Change postgres logging configuration
C4
Production Change - Criticality 4Change Objective | Describe the objective of the change |
---|---|
Services Impacted | postgres |
Change Team Members | @abrandl |
Change Severity | C4 |
Buddy check or tested in staging | Review + staging |
Schedule of the change | tbd |
Duration of the change | 2 hours |
Status
-
2019-07-08 15:00: Apply changes to all replicas (-1,-2,-3,-5,-6) -
Apply change to current primary (-04)
Plan
Steps (for gprd):
Prepare:
-
Prepare chef change for environment https://ops.gitlab.net/gitlab-cookbooks/chef-repo/merge_requests/1348 -
Stop chef-client
:knife ssh 'roles:gprd-base-db-patroni' 'sudo service chef-client stop'
-
Merge chef change https://ops.gitlab.net/gitlab-cookbooks/chef-repo/merge_requests/1348
Day 1: Execute for each replica instance:
Step 1: Pick replica
-
Pick single replica to apply the change, -
Verify it's a replica: sudo gitlab-psql -c 'select pg_is_in_recovery()'
should yieldtrue
Step 2: Drain traffic
-
Drain replica from database traffic (runbook): consul maint -enable -service=patroni-replica -reason="Production issue 891"
-
Check traffic was drained (wait until this returns): while [ $(sudo pgb-console -c 'SHOW CLIENTS;' | grep gitlabhq_production | cut -d '|' -f 2 | awk '{$1=$1};1' | grep -v gitlab-monitor | wc -l) -gt 0 ]; do echo "."; sleep 1; done
Step 3: Apply changes
-
Run chef-client
to apply the logging changes -
Have patroni restart the database: gitlab-patronictl restart pg-ha-cluster $(hostname -f) --force
-
Verify database has recovered: gitlab-psql -c 'select 1'
should not return an error -
Verify replication lag is < 100 MB: while [ $(gitlab-patronictl list | grep $(hostname -f) | cut -d '|' -f 7 | awk '{$1=$1};1') -gt 100 ]; do echo "."; sleep 1; done
Step 3: Verify logging changes
-
Run gitlab-psql -c "select pg_sleep(2), 'loggingchange'"

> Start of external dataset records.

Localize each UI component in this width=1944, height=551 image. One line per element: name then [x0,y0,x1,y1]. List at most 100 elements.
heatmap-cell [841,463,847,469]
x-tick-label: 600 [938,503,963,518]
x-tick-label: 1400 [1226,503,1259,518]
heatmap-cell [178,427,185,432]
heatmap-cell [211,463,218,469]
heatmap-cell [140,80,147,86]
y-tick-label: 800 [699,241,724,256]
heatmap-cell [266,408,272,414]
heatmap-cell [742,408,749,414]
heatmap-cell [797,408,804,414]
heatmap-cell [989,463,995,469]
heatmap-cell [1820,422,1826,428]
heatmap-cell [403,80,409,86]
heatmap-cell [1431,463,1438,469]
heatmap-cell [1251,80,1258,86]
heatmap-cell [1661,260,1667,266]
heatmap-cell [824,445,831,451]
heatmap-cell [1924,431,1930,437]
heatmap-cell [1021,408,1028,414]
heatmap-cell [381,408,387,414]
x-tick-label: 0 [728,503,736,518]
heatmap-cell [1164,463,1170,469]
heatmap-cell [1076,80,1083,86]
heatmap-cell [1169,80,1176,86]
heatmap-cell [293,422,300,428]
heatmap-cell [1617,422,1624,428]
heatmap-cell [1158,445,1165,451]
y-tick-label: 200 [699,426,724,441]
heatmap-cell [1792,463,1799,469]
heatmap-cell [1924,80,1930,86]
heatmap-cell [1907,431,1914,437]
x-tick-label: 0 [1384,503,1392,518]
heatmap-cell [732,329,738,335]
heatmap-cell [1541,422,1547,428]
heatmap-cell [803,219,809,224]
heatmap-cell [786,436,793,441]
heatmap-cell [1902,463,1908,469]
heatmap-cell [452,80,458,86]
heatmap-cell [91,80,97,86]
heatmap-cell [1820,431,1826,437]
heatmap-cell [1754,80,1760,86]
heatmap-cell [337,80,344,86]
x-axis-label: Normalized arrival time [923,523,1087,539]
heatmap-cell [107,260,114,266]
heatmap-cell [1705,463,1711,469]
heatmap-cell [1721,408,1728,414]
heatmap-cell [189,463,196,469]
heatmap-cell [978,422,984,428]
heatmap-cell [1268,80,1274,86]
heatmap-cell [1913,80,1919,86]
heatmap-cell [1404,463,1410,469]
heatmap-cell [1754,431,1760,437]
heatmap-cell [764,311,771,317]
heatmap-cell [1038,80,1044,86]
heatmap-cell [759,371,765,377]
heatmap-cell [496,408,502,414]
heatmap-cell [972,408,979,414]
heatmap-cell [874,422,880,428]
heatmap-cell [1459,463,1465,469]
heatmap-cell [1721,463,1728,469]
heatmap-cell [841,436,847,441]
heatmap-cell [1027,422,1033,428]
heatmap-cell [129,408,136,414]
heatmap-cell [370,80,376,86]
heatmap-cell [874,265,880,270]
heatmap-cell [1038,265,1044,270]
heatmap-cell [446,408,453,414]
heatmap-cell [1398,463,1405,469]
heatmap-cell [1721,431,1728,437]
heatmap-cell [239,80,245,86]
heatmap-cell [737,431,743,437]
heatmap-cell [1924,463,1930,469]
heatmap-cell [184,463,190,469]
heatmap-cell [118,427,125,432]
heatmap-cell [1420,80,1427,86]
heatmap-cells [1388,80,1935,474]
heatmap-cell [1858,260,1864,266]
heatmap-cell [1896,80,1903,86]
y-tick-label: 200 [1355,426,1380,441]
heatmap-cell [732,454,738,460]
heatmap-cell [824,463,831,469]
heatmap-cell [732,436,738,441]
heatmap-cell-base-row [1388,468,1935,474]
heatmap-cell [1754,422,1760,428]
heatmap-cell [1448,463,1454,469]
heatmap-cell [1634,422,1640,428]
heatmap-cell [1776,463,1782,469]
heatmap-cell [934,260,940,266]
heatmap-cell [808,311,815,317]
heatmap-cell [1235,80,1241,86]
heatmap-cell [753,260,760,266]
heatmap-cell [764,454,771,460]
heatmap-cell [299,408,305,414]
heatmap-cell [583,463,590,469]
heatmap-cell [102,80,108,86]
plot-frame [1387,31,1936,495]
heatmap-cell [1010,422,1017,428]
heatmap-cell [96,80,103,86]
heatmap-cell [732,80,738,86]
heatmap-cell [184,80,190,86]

and find that line in Kibana (for this host)
Step 4: Put traffic back on the replica
-
Disable replica maintenance: consul maint -disable -service=patroni-replica
-
Verify, traffic is back on the database (good when this returns): while [ $(sudo pgb-console -c 'SHOW CLIENTS;' | grep gitlabhq_production | cut -d '|' -f 2 | awk '{$1=$1};1' | grep -v gitlab-monitor | wc -l) -eq 0 ]; do echo "."; sleep 1; done
-
Wait until metrics for this replica look "normal" again (the reason we are fuzzy here is that we lack experience as to what specifics to look for, see comments below).
Rinse and repeat for other replicas.
Day 2:
-
Apply chef change to patroni-04
by running:chef-client
-
Perform graceful switchover (local from chef repo): bin/graceful-failover gprd patroni-01-db-gprd.c.gitlab-production.internal
-
Rebuild postgres dead tuple stats with ANALYZE VERBOSE
(during this time we'd expect false-positive dead tuple alerts) - takes up to 1 hour
Rollback
-
Revert https://ops.gitlab.net/gitlab-cookbooks/chef-repo/merge_requests/1348 and merge -
Repeat above procedure for every instance
Finalize
-
Capture metrics to understand the impact of restarts better, so that we know how to automate this. See https://gitlab.com/gitlab-com/gl-infra/infrastructure/issues/7179#note_188871425
Edited by Alex Hanselka